It makes you think, or at least it should. If btc is useful, it's bc of these sacrifices it made in its design; so then building something on top of something useful is hard, but if you can do it, that thing will also be useful.
Solana and other centralized chains are not useful in the same way that btc is useful -- they violate the principles around decentralization in service of the things that that's in service of, so if they're useful, it must be in some other way that is not clear to me. Even if you can build way more apps on top of it, you've built it on a foundation that may not have any real purpose to exist.
Except! If you build stuff that is so useful that it gives the underlying a reason to exist.
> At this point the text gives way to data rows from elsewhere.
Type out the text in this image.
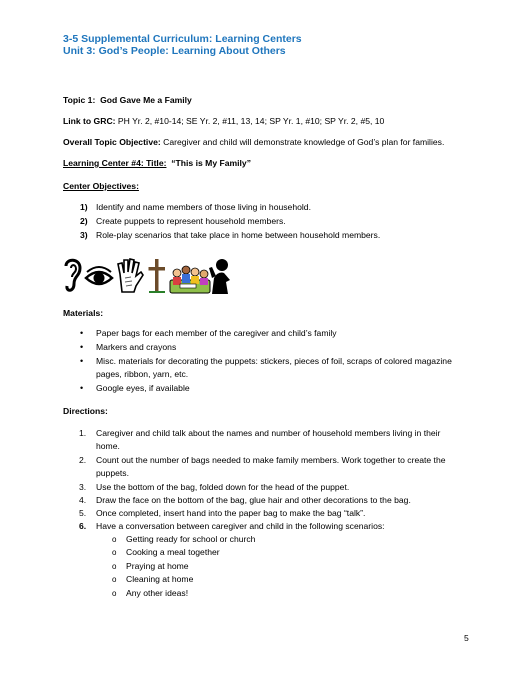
3-5 Supplemental Curriculum: Learning Centers
Unit 3: God’s People: Learning About Others
Topic 1: God Gave Me a Family
Link to GRC: PH Yr. 2, #10-14; SE Yr. 2, #11, 13, 14; SP Yr. 1, #10; SP Yr. 2, #5, 10
Overall Topic Objective: Caregiver and child will demonstrate knowledge of God’s plan for families.
Learning Center #4: Title: “This is My Family”
Center Objectives:
1) Identify and name members of those living in household.
2) Create puppets to represent household members.
3) Role-play scenarios that take place in home between household members.
Materials:
• Paper bags for each member of the caregiver and child’s family
• Markers and crayons
• Misc. materials for decorating the puppets: stickers, pieces of foil, scraps of colored magazine
pages, ribbon, yarn, etc.
• Google eyes, if available
Directions:
1. Caregiver and child talk about the names and number of household members living in their
home.
2. Count out the number of bags needed to make family members. Work together to create the
puppets.
3. Use the bottom of the bag, folded down for the head of the puppet.
4. Draw the face on the bottom of the bag, glue hair and other decorations to the bag.
5. Once completed, insert hand into the paper bag to make the bag “talk”.
6. Have a conversation between caregiver and child in the following scenarios:
o Getting ready for school or church
o Cooking a meal together
o Praying at home
o Cleaning at home
o Any other ideas!
5
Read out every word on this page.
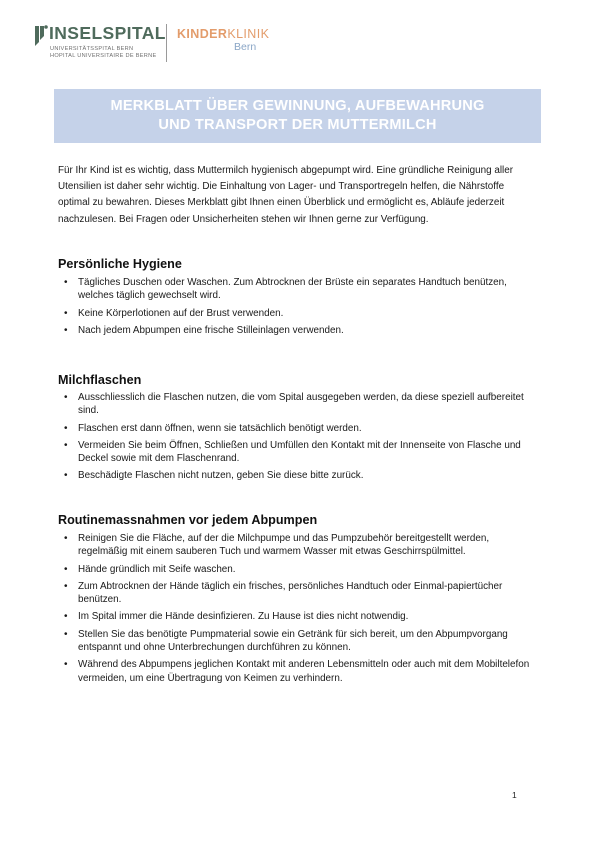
INSELSPITAL
UNIVERSITÄTSSPITAL BERN
HOPITAL UNIVERSITAIRE DE BERNE
KINDERKLINIK
Bern
MERKBLATT ÜBER GEWINNUNG, AUFBEWAHRUNG
UND TRANSPORT DER MUTTERMILCH
Für Ihr Kind ist es wichtig, dass Muttermilch hygienisch abgepumpt wird. Eine gründliche Reinigung aller Utensilien ist daher sehr wichtig. Die Einhaltung von Lager- und Transportregeln helfen, die Nährstoffe optimal zu bewahren. Dieses Merkblatt gibt Ihnen einen Überblick und ermöglicht es, Abläufe jederzeit nachzulesen. Bei Fragen oder Unsicherheiten stehen wir Ihnen gerne zur Verfügung.
Persönliche Hygiene
• Tägliches Duschen oder Waschen. Zum Abtrocknen der Brüste ein separates Handtuch benützen, welches täglich gewechselt wird.
• Keine Körperlotionen auf der Brust verwenden.
• Nach jedem Abpumpen eine frische Stilleinlagen verwenden.
Milchflaschen
• Ausschliesslich die Flaschen nutzen, die vom Spital ausgegeben werden, da diese speziell aufbereitet sind.
• Flaschen erst dann öffnen, wenn sie tatsächlich benötigt werden.
• Vermeiden Sie beim Öffnen, Schließen und Umfüllen den Kontakt mit der Innenseite von Flasche und Deckel sowie mit dem Flaschenrand.
• Beschädigte Flaschen nicht nutzen, geben Sie diese bitte zurück.
Routinemassnahmen vor jedem Abpumpen
• Reinigen Sie die Fläche, auf der die Milchpumpe und das Pumpzubehör bereitgestellt werden, regelmäßig mit einem sauberen Tuch und warmem Wasser mit etwas Geschirrspülmittel.
• Hände gründlich mit Seife waschen.
• Zum Abtrocknen der Hände täglich ein frisches, persönliches Handtuch oder Einmal-papiertücher benützen.
• Im Spital immer die Hände desinfizieren. Zu Hause ist dies nicht notwendig.
• Stellen Sie das benötigte Pumpmaterial sowie ein Getränk für sich bereit, um den Abpumpvorgang entspannt und ohne Unterbrechungen durchführen zu können.
• Während des Abpumpens jeglichen Kontakt mit anderen Lebensmitteln oder auch mit dem Mobiltelefon vermeiden, um eine Übertragung von Keimen zu verhindern.
1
In this case: exactly how decentralized, and in what aspects of decentralization, must the underlying be, to usefully support the app built on top of it? Btc goes as far as you can go. But do you always have to go that far? If the btc ecosystem is pure in a way that Solana is not, is it clear that such purity is required for all use cases?
I am very confused by many things in life, but one thing I don't think that I'm confused about is that there will be a gradient of these tradeoffs that prove useful, as demonstrated by their continuing existence in the real world. I know btc is useful and will stay useful. I don't know how true that is for other things, but I'm convinced there will be more than zero of them kicking around a decade from now.
Agreed, if it's not fully decentralized:
  1. It might as well just be a business
  2. It is a security, with everything that implies.
I haven't looked at it recently, but Hedera was basically a company with a patented and decentralized blockchain, doing ledgers for big companies. I think that model worked fine. However, you can't call hedera "money".
Likewise Eth isn't money. Some great stuff could come out of the project anyway. But with so many of these alts, I just don't see why it couldn't be a company with redundant servers, like Google or Amazon. What does "decentralization" get you when there's a controlling entity obligated to government?